Of the Primitive Church, and of Those Who Have Endeavored to Re-establish It.

The Jews, as well as all the different people of Syria, were divided into many different congregations, as we have already seen. All were aimed at a mystical perfection. A ray of purer light shone upon the disciples of St. John, who still subsist near Mosul. At last, the Son of God, announced by St. John, appeared on earth, whose disciples were always on a perfect equality. Jesus had expressly enjoined them, "There shall not be any of you either first or last… I came to serve, not to be served. He who strives to be master over others shall be their servant."

One proof of equality is that the Christians at first took no other designation than that of "brethren." They assembled in expectation of the spirit. They prophesied when they were inspired. St. Paul, in his first letter to the Corinthians, says to them, "If, in your assembly, any one of you have the gift of a psalm, a doctrine, a revelation, a language, an interpretation, let all be done for edification. If any speak languages, as two or three may do in succession, let there be an interpreter.

"Let two or three prophets speak, and the others judge; and if anything be revealed to another while one is speaking, let the latter be silent; for you may all prophesy one by one, that all may learn and all exhort; the spirit of prophecy is subject to the prophets; for the Lord is a God of peace… Thus, then, my brethren, be all of you desirous of prophesying, and hinder not the speaking of languages."

I have translated literally, both out of reverence for the text, and to avoid any disputes about words.
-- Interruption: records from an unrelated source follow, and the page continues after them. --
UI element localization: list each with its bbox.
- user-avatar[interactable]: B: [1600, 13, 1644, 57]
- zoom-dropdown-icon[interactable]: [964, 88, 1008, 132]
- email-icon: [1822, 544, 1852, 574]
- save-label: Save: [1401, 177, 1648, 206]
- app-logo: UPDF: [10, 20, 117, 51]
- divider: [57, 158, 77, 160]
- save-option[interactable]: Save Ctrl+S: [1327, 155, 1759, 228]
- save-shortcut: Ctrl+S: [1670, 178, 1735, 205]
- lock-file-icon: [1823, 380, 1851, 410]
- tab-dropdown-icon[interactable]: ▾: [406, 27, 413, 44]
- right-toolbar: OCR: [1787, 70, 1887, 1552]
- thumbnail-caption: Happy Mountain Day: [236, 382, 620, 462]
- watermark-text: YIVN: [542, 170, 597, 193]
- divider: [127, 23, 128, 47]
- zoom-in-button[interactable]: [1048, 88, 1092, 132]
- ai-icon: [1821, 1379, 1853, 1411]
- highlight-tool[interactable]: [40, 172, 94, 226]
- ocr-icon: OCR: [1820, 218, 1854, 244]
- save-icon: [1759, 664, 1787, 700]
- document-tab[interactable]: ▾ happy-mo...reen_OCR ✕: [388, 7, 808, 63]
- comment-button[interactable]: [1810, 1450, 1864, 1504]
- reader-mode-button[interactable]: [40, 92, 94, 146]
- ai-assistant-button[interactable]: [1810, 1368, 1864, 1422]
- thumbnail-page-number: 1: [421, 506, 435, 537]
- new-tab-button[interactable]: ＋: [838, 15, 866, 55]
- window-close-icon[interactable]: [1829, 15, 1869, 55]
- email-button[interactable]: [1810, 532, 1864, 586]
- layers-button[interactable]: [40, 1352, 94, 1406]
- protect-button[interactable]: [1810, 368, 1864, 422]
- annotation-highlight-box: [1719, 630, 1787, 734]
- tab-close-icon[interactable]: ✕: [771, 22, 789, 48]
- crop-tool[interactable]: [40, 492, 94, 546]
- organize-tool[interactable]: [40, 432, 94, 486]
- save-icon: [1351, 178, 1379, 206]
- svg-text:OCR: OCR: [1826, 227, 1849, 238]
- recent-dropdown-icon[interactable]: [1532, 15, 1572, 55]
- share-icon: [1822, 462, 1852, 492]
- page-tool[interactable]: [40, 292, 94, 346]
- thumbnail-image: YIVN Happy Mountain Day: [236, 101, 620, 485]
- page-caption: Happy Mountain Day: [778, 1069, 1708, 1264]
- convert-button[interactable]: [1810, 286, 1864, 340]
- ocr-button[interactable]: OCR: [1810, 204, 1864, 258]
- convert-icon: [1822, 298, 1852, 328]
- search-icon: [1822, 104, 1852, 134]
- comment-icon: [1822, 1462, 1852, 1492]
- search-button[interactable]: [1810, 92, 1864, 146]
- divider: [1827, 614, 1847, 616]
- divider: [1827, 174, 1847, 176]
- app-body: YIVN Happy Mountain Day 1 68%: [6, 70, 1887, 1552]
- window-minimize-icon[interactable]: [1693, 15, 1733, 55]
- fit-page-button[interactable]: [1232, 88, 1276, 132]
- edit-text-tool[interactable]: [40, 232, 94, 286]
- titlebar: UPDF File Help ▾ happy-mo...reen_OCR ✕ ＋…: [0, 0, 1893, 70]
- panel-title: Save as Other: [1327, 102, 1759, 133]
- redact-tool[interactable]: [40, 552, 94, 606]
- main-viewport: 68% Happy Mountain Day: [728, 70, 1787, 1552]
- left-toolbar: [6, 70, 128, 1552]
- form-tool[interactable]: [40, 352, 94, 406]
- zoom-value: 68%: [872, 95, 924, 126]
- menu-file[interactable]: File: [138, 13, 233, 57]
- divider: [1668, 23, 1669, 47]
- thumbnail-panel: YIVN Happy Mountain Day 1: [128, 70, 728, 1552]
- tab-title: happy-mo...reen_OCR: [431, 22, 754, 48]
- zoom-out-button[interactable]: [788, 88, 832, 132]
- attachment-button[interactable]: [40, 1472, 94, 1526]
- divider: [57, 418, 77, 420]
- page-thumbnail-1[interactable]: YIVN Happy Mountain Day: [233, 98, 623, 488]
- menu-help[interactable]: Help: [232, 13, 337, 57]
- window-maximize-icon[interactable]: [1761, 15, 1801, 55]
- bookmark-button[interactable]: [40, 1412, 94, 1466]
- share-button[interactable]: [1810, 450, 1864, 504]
St. Paul, in the same epistle, admits that women may prophesy; although, in the fourteenth chapter, he forbids their speaking in the assemblies. "Every woman," says he, "praying or prophesying without having a veil over her head, dishonoreth her head, for it is the same as if she were shaven."

It is clear, from all these passages and from many others, that the first Christians were all equal, not merely as brethren in Jesus Christ, but as having equal gifts. The spirit was communicated to them equally. They equally spoke different languages; they had equally the gift of prophesying, without distinction of rank, age, or sex.

The apostles who instructed the neophytes possessed over them, unquestionably, that natural pre-eminence which the preceptor has over the pupil; but of jurisdiction, of temporal authority, of what the world calls "honors," of distinction in dress, of emblems of superiority, assuredly neither they, nor those who succeeded them, had any. They possessed another, and a very different superiority, that of persuasion.

The brethren put their money into one common stock. Seven persons were chosen by themselves out of their own body, to take charge of the tables, and to provide for the common wants. They chose, in Jerusalem itself, those whom we call Stephen, Philip, Procorus, Nicanor, Timon, Parmenas, and Nicholas. It is remarkable that, among seven persons chosen by a Jewish community, six were Greeks.

After the time of the apostles we find no example of any Christian who possessed any other power over other Christians than that of instructing, exhorting, expelling demons from the bodies of "energumens," and performing miracles. All is spiritual; nothing savors of worldly pomp. It was only in the third century that the spirit of pride, vanity, and interest, began to be manifested among the believers on every side.